Ever see the James Bond movie Diamonds Are Forever? Jimmy Dean plays a reclusive billionaire (see also: Howard Hughes) who is rescued by Bond. Watching Shane Hurlbut at the recent Canon Expo NY, I couldn't help but be reminded of the Jimmy Dean character. Loud, in your face, cracking jokes while dashing about the stage, if they decide to remake the movie they should definitely get Shane to play the billionaire role.

But seriously, Cinematographer Shane Hurlbut (Into the Blue, Terminsator Salvaltion) talked at the Expo about film making with the Canon 5D Mk II. He had recently completed principle photography on Act of Valor - a film centered around the US Navy SEALs - where the Canon 5D was used extensively for action shots, low light and under-the-radar shooting.

How He Got Started
In January 2009 I went to an ASC function at Sammy’s Camera, and there were a lot of my peers around, checking this camera out, and I put this thing in my hand, and I saw the future. I saw the future of the movie business and I saw change. That is one scary-ass word. Change.
Guerilla Filmmaking
We took eight cameras, flew them in our overhead bin space, landed and walked through customs, just like that. “Hey, how ya doing?” “How’s it going?” Voom, out the door! No custom papers, no sheet to tell me what’s there and what’s not, just walk straight through, we were photographers.

We wanted to take advantage of this market that had all these mopeds and bicycles and all this stuff, and have the advantage of 15,000 extras, and not pay a cent.
Low Light Performance
I lit [a street] with two people. The Art Department hung a string of bulbs. I used all practical lights. I used three keno flows and two 1200 Pars to light this five block exterior. [...] What I find about this camera is it’s about taking light away, and adding accents. If this was film, I would have had to intensify all those lights because they wouldn’t have read. I would have had to add some kind of ambiance because it would have never seen into the shadow. And it would have taken me about four or five days with pre-rig crew. What I’m doing now is I’m showing up on the day and I’m sending one electrician around to black wrap stuff.

Manicuring and shaping the light is what I found is the recipe for success.

You can’t compare this camera to like the ISO of film. If film is 500, people say "why don’t you just take film and push it a stop? What would that look like?" – crap. "Well, what if you pushed it two stops?" – crap.

You’ve got to understand, I shot this sequence at a 4. The light [here] is a .7. That doesn’t compute with any light meter that I know. So you can’t compare that to film. The only thing you can compare to film is side-by-side, this s$%^ looks good next to it.



Flexibility
You can do a lot of stuff to put cameras on the ground [...] just give me a hammer and a stake. You can drive over these things, they’re only five inches tall. We’ve had to do a lot of stuff in the film business to get you to drive over film cameras. Not doing that anymore. You just put the camera down and drive over it.

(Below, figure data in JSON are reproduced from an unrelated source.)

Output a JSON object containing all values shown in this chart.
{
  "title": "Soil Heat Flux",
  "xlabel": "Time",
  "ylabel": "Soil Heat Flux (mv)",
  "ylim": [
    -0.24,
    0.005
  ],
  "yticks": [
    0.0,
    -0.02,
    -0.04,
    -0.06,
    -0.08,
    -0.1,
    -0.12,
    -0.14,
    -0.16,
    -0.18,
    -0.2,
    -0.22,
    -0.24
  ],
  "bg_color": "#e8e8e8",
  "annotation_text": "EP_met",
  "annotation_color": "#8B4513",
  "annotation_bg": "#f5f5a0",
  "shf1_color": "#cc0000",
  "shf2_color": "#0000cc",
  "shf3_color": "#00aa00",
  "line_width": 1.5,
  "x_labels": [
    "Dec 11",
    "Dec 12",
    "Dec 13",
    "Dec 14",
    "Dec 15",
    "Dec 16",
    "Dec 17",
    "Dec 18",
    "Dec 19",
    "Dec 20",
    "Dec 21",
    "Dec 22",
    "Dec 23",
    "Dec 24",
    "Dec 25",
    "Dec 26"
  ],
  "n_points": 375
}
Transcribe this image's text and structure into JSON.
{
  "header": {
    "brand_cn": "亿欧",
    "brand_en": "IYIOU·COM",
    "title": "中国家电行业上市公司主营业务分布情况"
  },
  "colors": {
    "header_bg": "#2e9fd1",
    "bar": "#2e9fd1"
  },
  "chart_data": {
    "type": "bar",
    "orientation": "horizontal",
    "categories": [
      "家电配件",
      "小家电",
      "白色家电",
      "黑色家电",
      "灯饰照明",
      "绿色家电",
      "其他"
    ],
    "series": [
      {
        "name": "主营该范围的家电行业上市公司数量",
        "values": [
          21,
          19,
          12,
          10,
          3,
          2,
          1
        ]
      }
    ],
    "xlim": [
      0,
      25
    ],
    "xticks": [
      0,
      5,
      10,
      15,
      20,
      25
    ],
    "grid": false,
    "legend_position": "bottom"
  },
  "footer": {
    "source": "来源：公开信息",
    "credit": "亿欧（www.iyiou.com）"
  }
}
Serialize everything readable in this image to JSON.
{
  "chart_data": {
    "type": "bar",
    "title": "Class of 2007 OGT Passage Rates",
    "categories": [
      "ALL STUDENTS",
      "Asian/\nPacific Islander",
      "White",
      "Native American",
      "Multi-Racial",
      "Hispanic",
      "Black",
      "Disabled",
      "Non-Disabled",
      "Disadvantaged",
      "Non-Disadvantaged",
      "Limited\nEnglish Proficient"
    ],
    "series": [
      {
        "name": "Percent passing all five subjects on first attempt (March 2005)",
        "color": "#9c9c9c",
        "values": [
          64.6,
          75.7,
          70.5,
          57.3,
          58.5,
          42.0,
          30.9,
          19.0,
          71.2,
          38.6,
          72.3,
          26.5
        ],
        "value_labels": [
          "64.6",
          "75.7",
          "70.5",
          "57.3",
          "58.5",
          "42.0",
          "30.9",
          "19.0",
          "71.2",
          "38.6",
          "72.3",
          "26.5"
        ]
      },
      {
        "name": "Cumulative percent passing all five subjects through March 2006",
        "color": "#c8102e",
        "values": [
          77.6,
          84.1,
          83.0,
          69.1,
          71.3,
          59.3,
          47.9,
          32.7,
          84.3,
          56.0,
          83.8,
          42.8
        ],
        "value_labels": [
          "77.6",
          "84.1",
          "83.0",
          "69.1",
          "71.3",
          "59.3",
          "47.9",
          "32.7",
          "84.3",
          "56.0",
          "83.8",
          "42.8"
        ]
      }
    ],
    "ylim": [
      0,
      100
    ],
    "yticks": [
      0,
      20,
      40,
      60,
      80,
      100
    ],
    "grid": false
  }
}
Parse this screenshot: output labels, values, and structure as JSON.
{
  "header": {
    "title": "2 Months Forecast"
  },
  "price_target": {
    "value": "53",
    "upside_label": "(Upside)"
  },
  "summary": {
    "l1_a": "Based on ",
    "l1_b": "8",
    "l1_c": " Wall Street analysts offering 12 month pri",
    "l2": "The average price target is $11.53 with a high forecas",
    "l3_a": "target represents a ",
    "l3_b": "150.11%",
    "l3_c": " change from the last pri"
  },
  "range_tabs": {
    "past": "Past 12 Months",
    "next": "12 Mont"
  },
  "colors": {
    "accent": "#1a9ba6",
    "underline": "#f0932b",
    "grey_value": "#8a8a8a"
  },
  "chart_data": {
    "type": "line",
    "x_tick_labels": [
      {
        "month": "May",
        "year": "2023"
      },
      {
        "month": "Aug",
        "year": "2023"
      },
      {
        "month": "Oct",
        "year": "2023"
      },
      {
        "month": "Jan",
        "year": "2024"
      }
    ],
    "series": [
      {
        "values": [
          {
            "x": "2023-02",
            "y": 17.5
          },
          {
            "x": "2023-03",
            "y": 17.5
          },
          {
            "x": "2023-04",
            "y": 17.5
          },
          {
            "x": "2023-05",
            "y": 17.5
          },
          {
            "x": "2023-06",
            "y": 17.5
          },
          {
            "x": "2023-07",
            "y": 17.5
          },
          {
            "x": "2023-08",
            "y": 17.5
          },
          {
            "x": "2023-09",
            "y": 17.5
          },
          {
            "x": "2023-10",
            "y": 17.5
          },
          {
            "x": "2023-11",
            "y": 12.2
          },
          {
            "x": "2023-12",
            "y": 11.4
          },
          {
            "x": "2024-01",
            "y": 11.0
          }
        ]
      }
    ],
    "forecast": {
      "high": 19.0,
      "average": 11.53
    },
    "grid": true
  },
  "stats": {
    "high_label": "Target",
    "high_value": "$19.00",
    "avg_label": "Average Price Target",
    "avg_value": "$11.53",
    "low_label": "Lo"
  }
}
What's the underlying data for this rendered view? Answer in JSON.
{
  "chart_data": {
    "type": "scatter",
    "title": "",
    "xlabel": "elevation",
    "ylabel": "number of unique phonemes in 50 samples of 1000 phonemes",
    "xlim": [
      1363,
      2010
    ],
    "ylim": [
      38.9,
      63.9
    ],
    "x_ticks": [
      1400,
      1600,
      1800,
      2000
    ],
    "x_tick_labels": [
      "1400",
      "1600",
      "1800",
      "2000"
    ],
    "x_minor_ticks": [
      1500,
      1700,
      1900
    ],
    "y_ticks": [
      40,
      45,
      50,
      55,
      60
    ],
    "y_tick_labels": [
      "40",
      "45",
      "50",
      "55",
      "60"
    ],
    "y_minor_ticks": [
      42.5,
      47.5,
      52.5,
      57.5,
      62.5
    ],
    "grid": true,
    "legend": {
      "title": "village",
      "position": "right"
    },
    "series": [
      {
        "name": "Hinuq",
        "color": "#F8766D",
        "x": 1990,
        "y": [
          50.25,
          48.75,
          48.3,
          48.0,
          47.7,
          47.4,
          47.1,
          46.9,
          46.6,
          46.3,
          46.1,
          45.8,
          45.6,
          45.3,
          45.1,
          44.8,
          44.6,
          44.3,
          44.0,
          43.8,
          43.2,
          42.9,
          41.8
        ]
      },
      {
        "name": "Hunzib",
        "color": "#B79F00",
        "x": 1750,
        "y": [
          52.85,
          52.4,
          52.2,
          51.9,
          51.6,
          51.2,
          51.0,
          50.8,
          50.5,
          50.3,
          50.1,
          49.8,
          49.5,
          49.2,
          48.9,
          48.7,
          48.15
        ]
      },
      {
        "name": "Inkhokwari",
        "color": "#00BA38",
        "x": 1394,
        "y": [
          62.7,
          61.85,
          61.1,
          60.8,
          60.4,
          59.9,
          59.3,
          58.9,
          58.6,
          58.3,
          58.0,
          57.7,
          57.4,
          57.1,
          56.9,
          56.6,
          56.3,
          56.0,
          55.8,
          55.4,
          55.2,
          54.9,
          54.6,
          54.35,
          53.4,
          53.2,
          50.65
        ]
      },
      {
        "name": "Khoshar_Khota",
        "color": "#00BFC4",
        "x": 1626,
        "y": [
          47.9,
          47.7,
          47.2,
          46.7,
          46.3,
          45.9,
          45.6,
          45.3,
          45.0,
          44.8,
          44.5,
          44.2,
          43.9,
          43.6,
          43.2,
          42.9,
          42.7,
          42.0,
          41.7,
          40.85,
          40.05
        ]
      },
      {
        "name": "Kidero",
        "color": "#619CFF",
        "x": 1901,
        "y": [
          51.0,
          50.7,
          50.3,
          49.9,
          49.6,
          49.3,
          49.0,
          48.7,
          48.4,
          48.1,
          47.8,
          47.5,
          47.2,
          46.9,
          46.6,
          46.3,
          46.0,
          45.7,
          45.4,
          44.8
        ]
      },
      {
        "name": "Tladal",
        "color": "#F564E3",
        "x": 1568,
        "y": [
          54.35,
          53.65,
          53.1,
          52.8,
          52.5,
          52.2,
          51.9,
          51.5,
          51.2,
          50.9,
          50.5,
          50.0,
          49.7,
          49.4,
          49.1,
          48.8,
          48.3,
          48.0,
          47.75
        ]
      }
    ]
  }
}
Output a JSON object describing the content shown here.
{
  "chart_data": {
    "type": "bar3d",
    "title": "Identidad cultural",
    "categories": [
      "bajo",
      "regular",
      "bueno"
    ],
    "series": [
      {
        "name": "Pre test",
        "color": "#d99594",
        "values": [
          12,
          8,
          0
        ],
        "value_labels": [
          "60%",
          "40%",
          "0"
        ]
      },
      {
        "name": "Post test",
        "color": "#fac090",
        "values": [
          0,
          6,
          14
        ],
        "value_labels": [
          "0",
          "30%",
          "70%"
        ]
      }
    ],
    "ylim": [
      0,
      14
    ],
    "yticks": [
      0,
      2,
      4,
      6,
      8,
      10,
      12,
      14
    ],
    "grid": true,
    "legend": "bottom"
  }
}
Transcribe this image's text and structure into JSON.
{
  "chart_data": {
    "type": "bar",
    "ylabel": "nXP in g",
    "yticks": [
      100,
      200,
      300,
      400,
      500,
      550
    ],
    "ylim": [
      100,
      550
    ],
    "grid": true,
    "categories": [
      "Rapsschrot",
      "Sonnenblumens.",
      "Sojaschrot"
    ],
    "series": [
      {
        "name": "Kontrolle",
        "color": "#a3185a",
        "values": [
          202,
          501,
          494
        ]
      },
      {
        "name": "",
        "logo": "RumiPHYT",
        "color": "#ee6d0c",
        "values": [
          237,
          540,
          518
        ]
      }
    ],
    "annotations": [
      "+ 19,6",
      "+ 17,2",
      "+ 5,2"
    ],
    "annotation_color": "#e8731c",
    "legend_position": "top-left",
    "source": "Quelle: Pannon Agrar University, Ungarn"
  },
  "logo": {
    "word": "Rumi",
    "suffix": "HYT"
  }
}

I was on a job with a very limited budget, and I had to be able to get a helicopter shot. I needed scope. The helicopter bid came in at about $20,000, I didn’t have that. This cost me $700. It's a Cessna with a student pilot that needed his hours. That guy scared the s&$% out of me. I rigged three cameras; I’ve got a 24mm straight down, and a 50mm at a 15 degree tilt and a 35mm at 5 degree tilt.
Rolling Shutter
It doesn’t exist. If you have very qualified operators you’re going to be moving that thing in a way that [won't cause a problem.] The only rolling shutter we had on the whole picture, after exposing the equivalent of 1.6 million feet of film, was when the M-4 rifle fired a foot and a half from my face. When the muzzle flash hit the sensor only read a third of the frame. And there was a black band across the bottom. So what I did was I went down to 1/30th of a second made that light area bigger, and the black band smaller and then we went in post and actually painted it out.
The Future
If I have anything to do with this, it is all going to change. It is my mission. This camera technology is the greenest thing out there. I have two kids; I want them to have a planet after I leave it. It recycles all it’s cards, it uses two thirds less light. It uses less fuel, less power, less everything, except creative expression.